It's no secret that children love hands-on activities, whether they are at home, at school or on a trip. This is why living history museums are so successful; children and adults alike are drawn into the past via demonstrations, encounters with interpreters, and, most importantly, opportunities to try things for themselves.
Living history museums also offer grandparents a wonderful opportunity to share their own history with their grandchildren as, together, they learn about another place and time.
Once you have decided to take your grandchildren to a living history museum, it's time to plan your trip. Here are some issues for you to consider:
Museum Location and Theme
You will need to decide which living history museum to visit before you can do any other type of planning. Of course, you should choose a museum that focuses on a time period you and your grandchildren might find interesting, but you should also think about the drive to and from that museum. At the end of a busy day of sightseeing, you will still have to drive your grandchildren home.
Examples of living history museums and their themes include:
- Plimoth Plantation, Massachusetts – The Pilgrims
- Colonial Williamsburg, Virginia – Colonial and Revolutionary War Virginia
- Conner Prairie, Indiana – Early and mid-19th century Indiana
- El Rancho de las Golondrinas, New Mexico – Spanish colonial New Mexico
- Fortress of Louisbourg, Nova Scotia, Canada - 18th century New France
- Historic St. Mary's City, Maryland – Early colonial Maryland
- Kings Landing Historical Settlement, New Brunswick, Canada - 19th Century New Brunswick
- Old World Wisconsin, Wisconsin – Late 19th century Wisconsin's immigrants
Length of Visit
Young children tire easily, and so do some grandparents. You and your grandchildren will have more fun if you choose the activities you would like to do in advance and plan a day that won't wear you out. You do not need to see every building and demonstration in order to have a good time.
Check your chosen living history museum's website for information about special programs, demonstration schedules and activity schedules. Talk with your grandchildren about their options and be sure each child gets to choose at least one activity. Possible activities might include candle-dipping, walking on stilts, holding or feeding farm animals, tanning hides, washing clothes or preparing and tasting food. Special programs could involve watching a stage performance or concert, viewing a weapons firing or blacksmithing demonstration or learning about clothing from various time periods.
Explore meal options before you leave home. Some living history museums have many on-site dining facilities, while others have none. Decide whether you will eat at the museum, at a nearby restaurant or at a picnic table, and be sure your grandchildren know when and what they will be eating. Remember to bring water bottles and snacks.

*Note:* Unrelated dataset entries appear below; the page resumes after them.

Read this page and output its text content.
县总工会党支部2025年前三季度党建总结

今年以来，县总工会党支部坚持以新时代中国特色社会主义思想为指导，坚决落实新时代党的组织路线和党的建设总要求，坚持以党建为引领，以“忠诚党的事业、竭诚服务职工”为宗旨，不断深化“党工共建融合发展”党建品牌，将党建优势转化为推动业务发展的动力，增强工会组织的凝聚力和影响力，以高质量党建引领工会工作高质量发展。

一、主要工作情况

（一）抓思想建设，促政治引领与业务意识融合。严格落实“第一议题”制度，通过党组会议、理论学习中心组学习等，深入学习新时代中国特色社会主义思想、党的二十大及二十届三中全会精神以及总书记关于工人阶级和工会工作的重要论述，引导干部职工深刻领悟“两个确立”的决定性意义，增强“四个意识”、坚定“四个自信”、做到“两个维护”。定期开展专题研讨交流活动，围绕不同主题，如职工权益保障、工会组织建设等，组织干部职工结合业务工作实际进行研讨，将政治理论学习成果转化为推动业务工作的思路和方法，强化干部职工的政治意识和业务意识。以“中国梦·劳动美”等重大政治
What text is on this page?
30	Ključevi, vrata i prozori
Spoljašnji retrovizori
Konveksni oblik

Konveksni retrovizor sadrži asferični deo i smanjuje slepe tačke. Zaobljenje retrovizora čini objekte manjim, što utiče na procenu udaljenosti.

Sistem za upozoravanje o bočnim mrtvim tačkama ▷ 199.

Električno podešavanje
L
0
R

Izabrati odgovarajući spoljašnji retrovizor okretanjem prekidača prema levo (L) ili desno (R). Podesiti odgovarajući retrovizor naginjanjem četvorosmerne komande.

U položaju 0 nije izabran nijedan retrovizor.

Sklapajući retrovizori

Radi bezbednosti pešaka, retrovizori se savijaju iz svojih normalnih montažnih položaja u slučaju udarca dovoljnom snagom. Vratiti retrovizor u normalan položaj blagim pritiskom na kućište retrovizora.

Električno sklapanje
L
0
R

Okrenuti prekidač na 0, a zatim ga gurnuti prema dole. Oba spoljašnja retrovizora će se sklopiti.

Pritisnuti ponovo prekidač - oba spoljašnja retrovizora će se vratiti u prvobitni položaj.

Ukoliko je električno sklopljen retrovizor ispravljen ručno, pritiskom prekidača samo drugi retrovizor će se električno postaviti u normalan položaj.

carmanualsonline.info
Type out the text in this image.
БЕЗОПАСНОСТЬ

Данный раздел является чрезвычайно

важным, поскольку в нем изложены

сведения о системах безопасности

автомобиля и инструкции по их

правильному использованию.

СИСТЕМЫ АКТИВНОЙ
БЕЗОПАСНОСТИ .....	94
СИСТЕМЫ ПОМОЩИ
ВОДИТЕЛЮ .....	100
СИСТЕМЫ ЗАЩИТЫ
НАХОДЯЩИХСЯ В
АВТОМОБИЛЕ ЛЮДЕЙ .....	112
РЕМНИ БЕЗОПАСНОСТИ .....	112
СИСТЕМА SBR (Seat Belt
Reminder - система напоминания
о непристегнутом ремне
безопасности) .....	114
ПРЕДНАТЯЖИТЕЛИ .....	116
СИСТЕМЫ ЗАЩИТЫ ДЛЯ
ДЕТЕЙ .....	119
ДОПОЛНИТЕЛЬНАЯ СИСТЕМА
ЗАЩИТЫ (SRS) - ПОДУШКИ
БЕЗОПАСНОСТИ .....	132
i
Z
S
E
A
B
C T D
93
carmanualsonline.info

Living history museums typically have intriguing souvenir shops that offer everything from quill pens to life-sized toy muskets. Ask your children how they handle souvenir shopping when they travel as a family, and work with them to decide whether or not you will visit the gift shop with your grandchildren. Then, communicate your plan clearly to your grandchildren so they know exactly what to expect.
Plan rest and run-around breaks for yourselves. Tired travelers can sit on a shady bench, while the energetic members of the party watch for birds, play tag or take photos.
Living history museums vary in size, but all involve some amount of walking. Look at an online map or talk by telephone with a staff member to find the size of your chosen museum. This will help you decide how much time you will need to see everything on your list. Be sure to have everyone in your group wear comfortable walking shoes.
Accessibility / Strollers
If you have a young grandchild or you use a mobility aid, you will want to ask about pathways, hills and steps. Some of the historic buildings at your living history museum might not have wheelchair ramps, which means you would have to tip and lift a stroller or wheelchair in order to enter. Pathway construction is important, too, because strollers and wheelchairs can get stuck in deep gravel. Hills might also present problems, depending on how steep they are.
Most living history museums have outdoor spaces and buildings to explore. Some have museums, while others do not. Drenching rain or excessive heat might present a problem, so you will want to plan ahead for bad weather. Bring ponchos and umbrellas if rain is predicted, and use sunscreen regardless of the forecast.